En üst kat komple restorant, manzara güzel. La Place, fiyatlar öğrenci işi, yemekler lezzetli. Mevsim uygunsa terası açık. Bir diğer seçenek de kütüphane'nin ana girişinin hemen sağ tarafında bir adet Vapiano var. Kendisi franchise bir italyan restoranı, burda da fiyatlar öğrenci işi. Çalışan dimağları pizza, makarna ve tiramisu ile karbonhidrata doyuruyor. Kanala bakan uzun ince büyük bir balkonu var. Kütüphane'nin üst katındaki teras henüz açılmamışsa, hava güzelse ve yemeğinizi dışarıda yemek istiyorsanız burayı deneyebilirsiniz.

(Şimdi efenim Türkiye'deyken az dalga geçilmedi benle bu kütüphane mevzusunda. Etkinlik olarak arkadaşla dışarda buluşma mevzusunu oturtamamıştım bir türlü.( Burada sağolsun, bakkaldan iki bira kaptım geliyorum, evde misin? sorusunun gerçek hayatta bir karşılığı olmadığından, dışarıda buluşmanın raconunu da öğrendik mecburen) Kız arkadaşlarımla buluşayım, alışverişe gidelim, olmadı bir patisseriede oturup şirin, minik kekler yiyelim, bu işleri kıvıramıyordum. Arkadaşımı, çıkma teklif eder gibi arayıp bir de üstüne aklıma sadece "kütüphaneye gidelim mi?" demenin geldiği zamanlar oldu. Sağolsunlar beni kırmayıp kütüphanede buluşuyorlardı. Bu nedenle, burada Fransız arkadaş, arayıp da kütüphaneye gidelim mi diye sorunca şaşkınlıkla karışık bir sevinçle "ulaaann, demek ki böyle oluyormuş" demem ondandır.

Kütüphaneye gidelim mi Aysel?
Oba'nın bu giriş katında bilgisayarınızı alıp çalışabileceğiniz (internet yok, aman diyeyim) masalar, neredeyse her dilden okuyabileceğiniz çeşitli aylık dergi ve günlük gazeteler (Milliyet ve Cumhuriyet vardı niyeyse) geniş koltuklar, ve bir cafe var. Kütüphane'nin bu ilk katında sessiz olma şartı yok. İsteyen birlikte çalışıyor, isteyen telefonla konuşuyor. Ama makul ölçülerde, öyle harran gürran bir ortam değil. Farkli dillerden kitaplar üçüncü katta, küçük de olsa Turkce kitaplardan olusan bir bolumu var. Genellikle yurtdisinda yasayan Turk yazarlarin kitaplarindan olusuyor.

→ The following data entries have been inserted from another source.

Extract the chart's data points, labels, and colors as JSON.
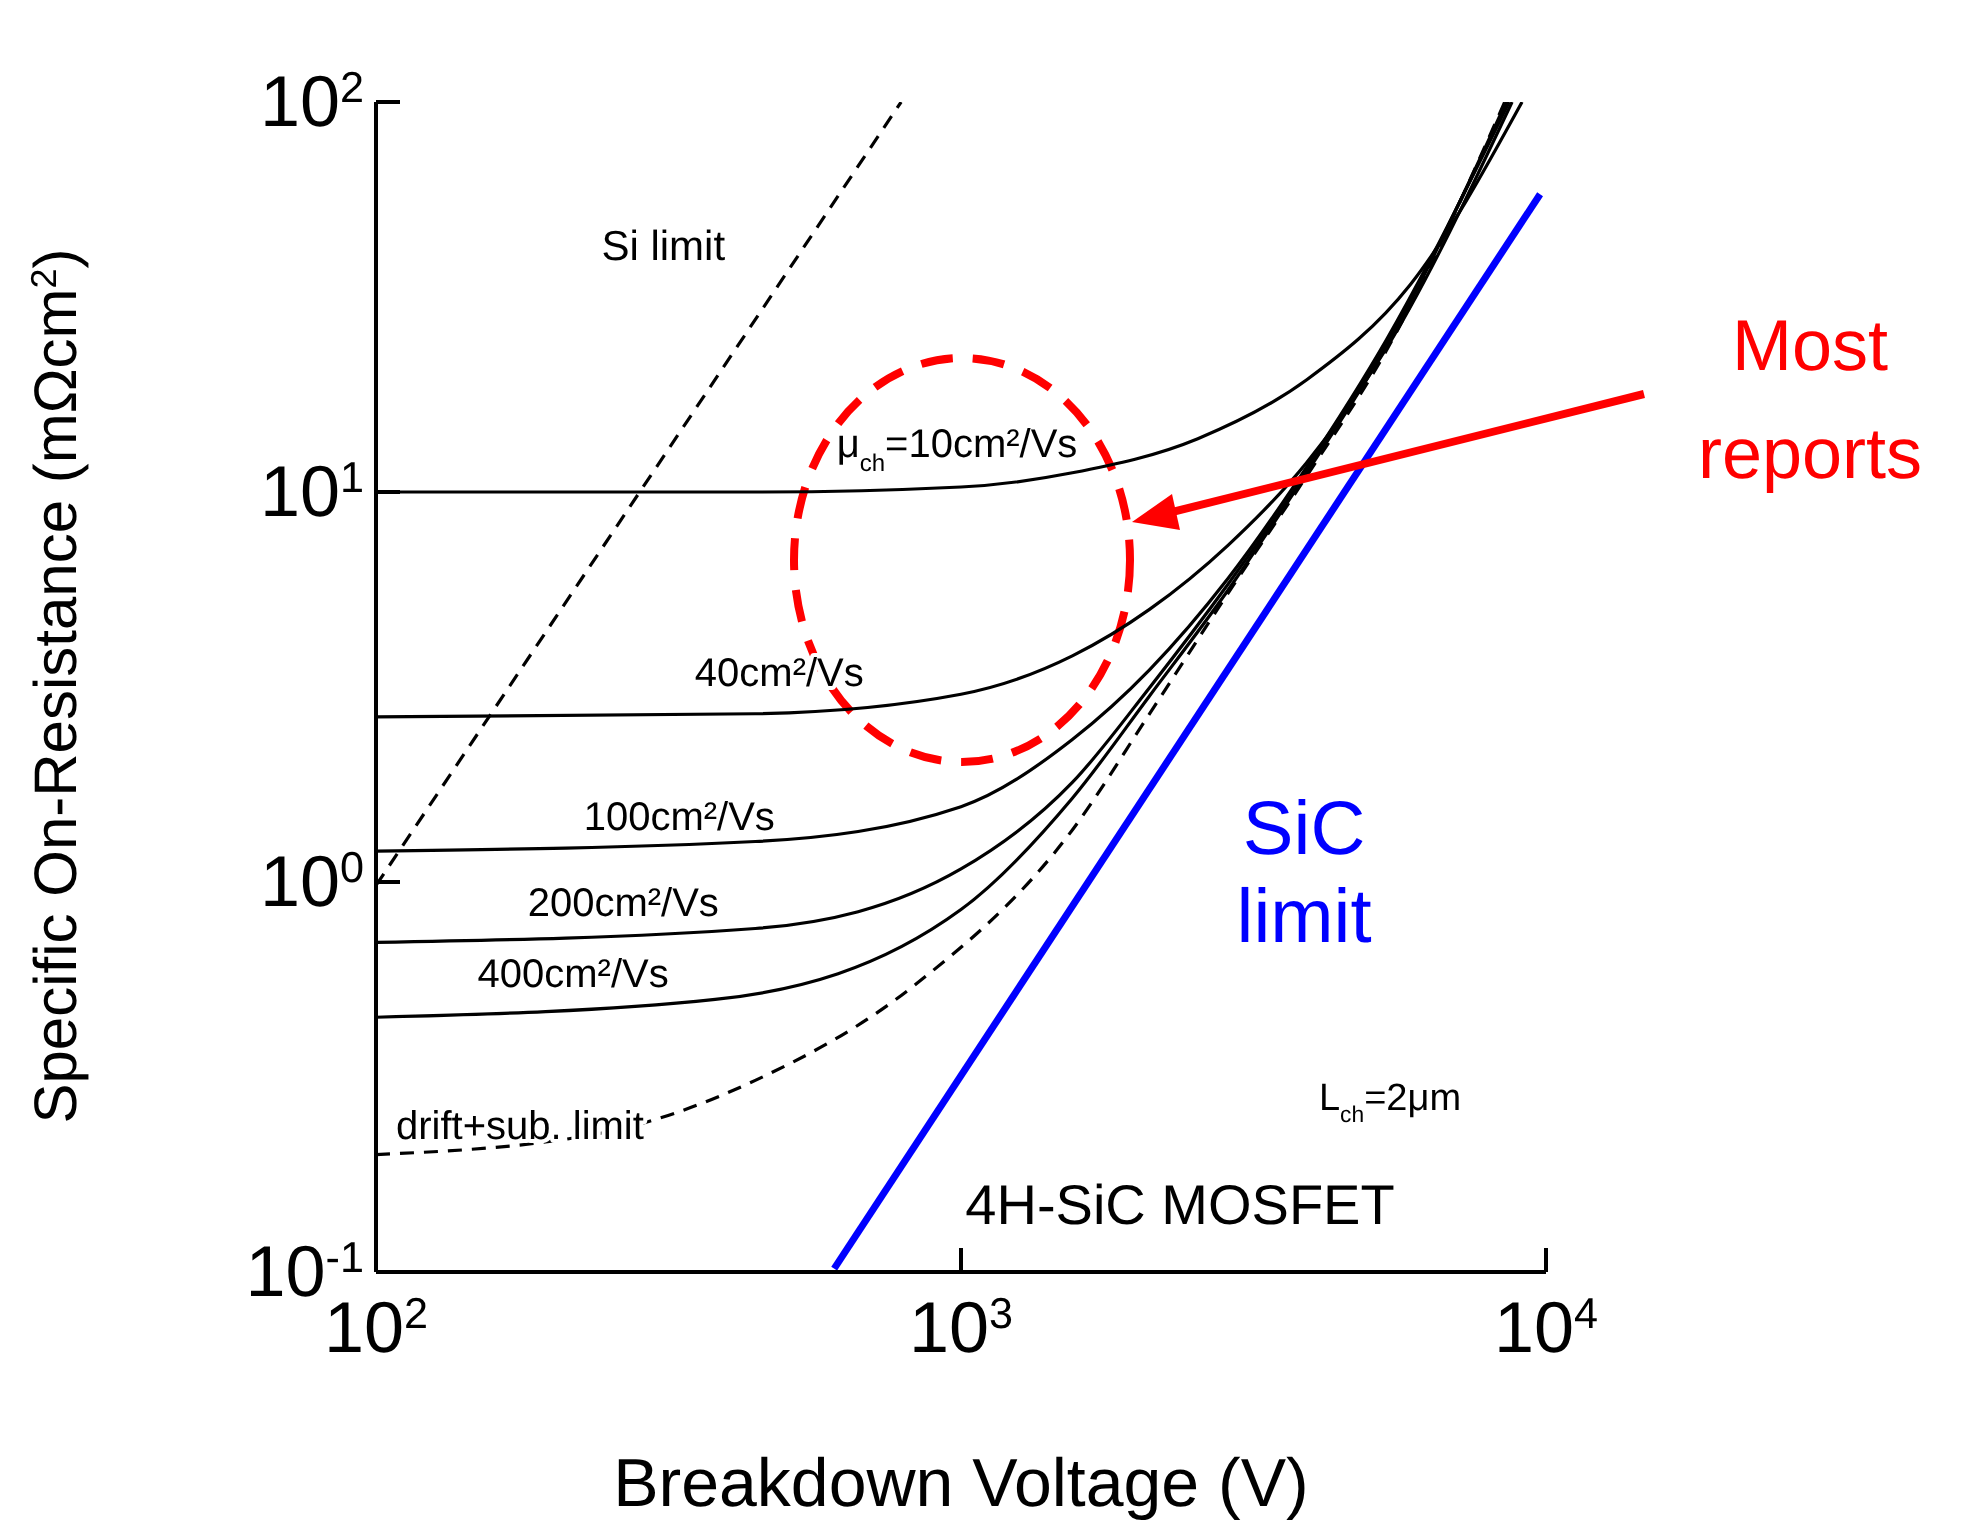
{
  "chart_data": {
    "type": "line",
    "xlabel": "Breakdown Voltage  (V)",
    "ylabel": "Specific On-Resistance  (mΩcm$^{2}$)",
    "log": "xy",
    "xlim": [
      100,
      10000
    ],
    "ylim": [
      0.1,
      100
    ],
    "xticks": [
      {
        "value": 100,
        "label": "10$^{2}$"
      },
      {
        "value": 1000,
        "label": "10$^{3}$"
      },
      {
        "value": 10000,
        "label": "10$^{4}$"
      }
    ],
    "yticks": [
      {
        "value": 0.1,
        "label": "10$^{-1}$"
      },
      {
        "value": 1,
        "label": "10$^{0}$"
      },
      {
        "value": 10,
        "label": "10$^{1}$"
      },
      {
        "value": 100,
        "label": "10$^{2}$"
      }
    ],
    "grid": false,
    "legend": false,
    "marker": "none",
    "series": [
      {
        "name": "Si limit",
        "color": "#000000",
        "line_style": "dashed",
        "x": [
          100,
          790
        ],
        "values": [
          0.98,
          100
        ]
      },
      {
        "name": "μ$_{ch}$=10cm²/Vs",
        "color": "#000000",
        "line_style": "solid",
        "x": [
          100,
          445,
          1000,
          1550,
          2540,
          3900,
          5860,
          9100
        ],
        "values": [
          10,
          10,
          10.3,
          11.2,
          13.7,
          19.4,
          34,
          100
        ]
      },
      {
        "name": "40cm²/Vs",
        "color": "#000000",
        "line_style": "solid",
        "x": [
          100,
          445,
          1000,
          1550,
          2100,
          2860,
          3900,
          5330,
          8750
        ],
        "values": [
          2.65,
          2.7,
          3.03,
          3.8,
          5,
          7.3,
          11.9,
          23.3,
          100
        ]
      },
      {
        "name": "100cm²/Vs",
        "color": "#000000",
        "line_style": "solid",
        "x": [
          100,
          445,
          1000,
          1550,
          2100,
          2860,
          3900,
          5330,
          8650
        ],
        "values": [
          1.2,
          1.27,
          1.56,
          2.32,
          3.5,
          6,
          11.6,
          24.5,
          100
        ]
      },
      {
        "name": "200cm²/Vs",
        "color": "#000000",
        "line_style": "solid",
        "x": [
          100,
          445,
          1000,
          1550,
          2100,
          2860,
          3900,
          5330,
          8600
        ],
        "values": [
          0.7,
          0.76,
          1.08,
          1.8,
          3.15,
          5.8,
          11.3,
          24,
          100
        ]
      },
      {
        "name": "400cm²/Vs",
        "color": "#000000",
        "line_style": "solid",
        "x": [
          100,
          380,
          1000,
          1550,
          2100,
          2860,
          3900,
          5330,
          8550
        ],
        "values": [
          0.45,
          0.5,
          0.85,
          1.64,
          3,
          5.6,
          11.2,
          23.6,
          100
        ]
      },
      {
        "name": "drift+sub. limit",
        "color": "#000000",
        "line_style": "dashed",
        "x": [
          100,
          239,
          445,
          828,
          1550,
          2100,
          2860,
          3900,
          5330,
          8500
        ],
        "values": [
          0.2,
          0.226,
          0.31,
          0.54,
          1.36,
          2.7,
          5.5,
          11,
          23,
          100
        ]
      },
      {
        "name": "SiC limit",
        "color": "#0000ff",
        "line_style": "solid",
        "x": [
          607,
          9770
        ],
        "values": [
          0.102,
          58
        ]
      }
    ],
    "annotations": [
      "L$_{ch}$=2μm",
      "4H-SiC MOSFET",
      "Most reports"
    ]
  }
}
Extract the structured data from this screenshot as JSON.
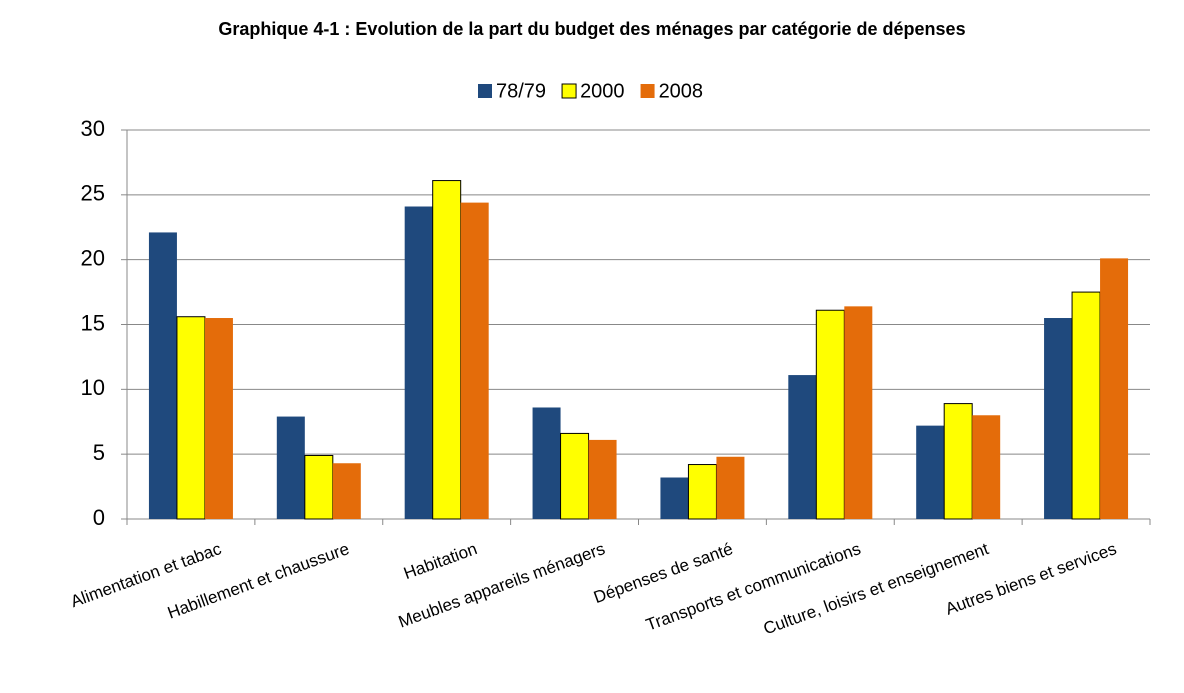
{
  "chart_data": {
    "type": "bar",
    "title": "Graphique 4-1 : Evolution de la part du budget des ménages par catégorie de dépenses",
    "categories": [
      "Alimentation et tabac",
      "Habillement et chaussure",
      "Habitation",
      "Meubles appareils ménagers",
      "Dépenses de santé",
      "Transports et communications",
      "Culture, loisirs et enseignement",
      "Autres biens et services"
    ],
    "series": [
      {
        "name": "78/79",
        "color": "#1f497d",
        "values": [
          22.1,
          7.9,
          24.1,
          8.6,
          3.2,
          11.1,
          7.2,
          15.5
        ]
      },
      {
        "name": "2000",
        "color": "#ffff00",
        "values": [
          15.6,
          4.9,
          26.1,
          6.6,
          4.2,
          16.1,
          8.9,
          17.5
        ]
      },
      {
        "name": "2008",
        "color": "#e46c0a",
        "values": [
          15.5,
          4.3,
          24.4,
          6.1,
          4.8,
          16.4,
          8.0,
          20.1
        ]
      }
    ],
    "ylim": [
      0,
      30
    ],
    "yticks": [
      0,
      5,
      10,
      15,
      20,
      25,
      30
    ],
    "grid": true,
    "legend": "top"
  }
}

Gelelim kütüphane içindeki ilginç noktalara. Koltuk minderlerinden klübeler yapıp içinde garip bir mutluluk ve heyecanla oturmuş bir neslin mensubu olarak diyebilirim ki üst kattaki, şu garip gureba çalışma kabinlerinin içine yuvalanırken aynı zamanda içimizden "denizaltıymış burası meğersem" diye geçirebiliriz.




Kütüphane'nin ömür geçirilesi en tontiş yeri neresi diye soracak olursanız, derim ki en alt katı. En alt katta tam ortada kocaman bir cam vitrin içinde minyatür bir fare mahallesi var. kat kat evleri, dükkanları, matbaası,  laboratuarı(labarotuar,labratuar) laborotuarı, pastanesi ve fırınıyla  yaklaşık 3 metre uzunluğunda bir mahalle. Yamacında da mahallenin  detaylarını anlatan bir sürü kitap mevcut.






Gelelim en alt kata. Charlotte Perkins Gilman'ın Türkçe'ye Sarı Duvar Kağıtları diye çevrilmiş şahane bir kitabı var. İncecik, insan okurken hem şok oluyor hem de garip ve rahatsız edici anlatımının etkisinde kalıyor. Charlotte beni affetsin ama OBA tuvaletlerine giderkenki koca duvardaki sarı duvar kağıtları da beterin beteri varmış dedirtiyor. İnsanı tarifsiz duygu ve düşüncelere sürüklüyor. Duvar kağıdı kıllı olur mu arkadaş! böyle sanat olmaz olsun (kusura bakma melih gökçek hala senle aynı noktada değiliz) ama arkadaş bu nasıl bir zulümdür ya. Allahtan ecnebi memleketteyiz. Siyah ve kıvırcık versiyonunu düşünmek bile istemiyorum. 
o iç mimar şimdi kör oldu

Bu arada tuvalete girişte yanınızda bozuk bir 50 cent bulundurun.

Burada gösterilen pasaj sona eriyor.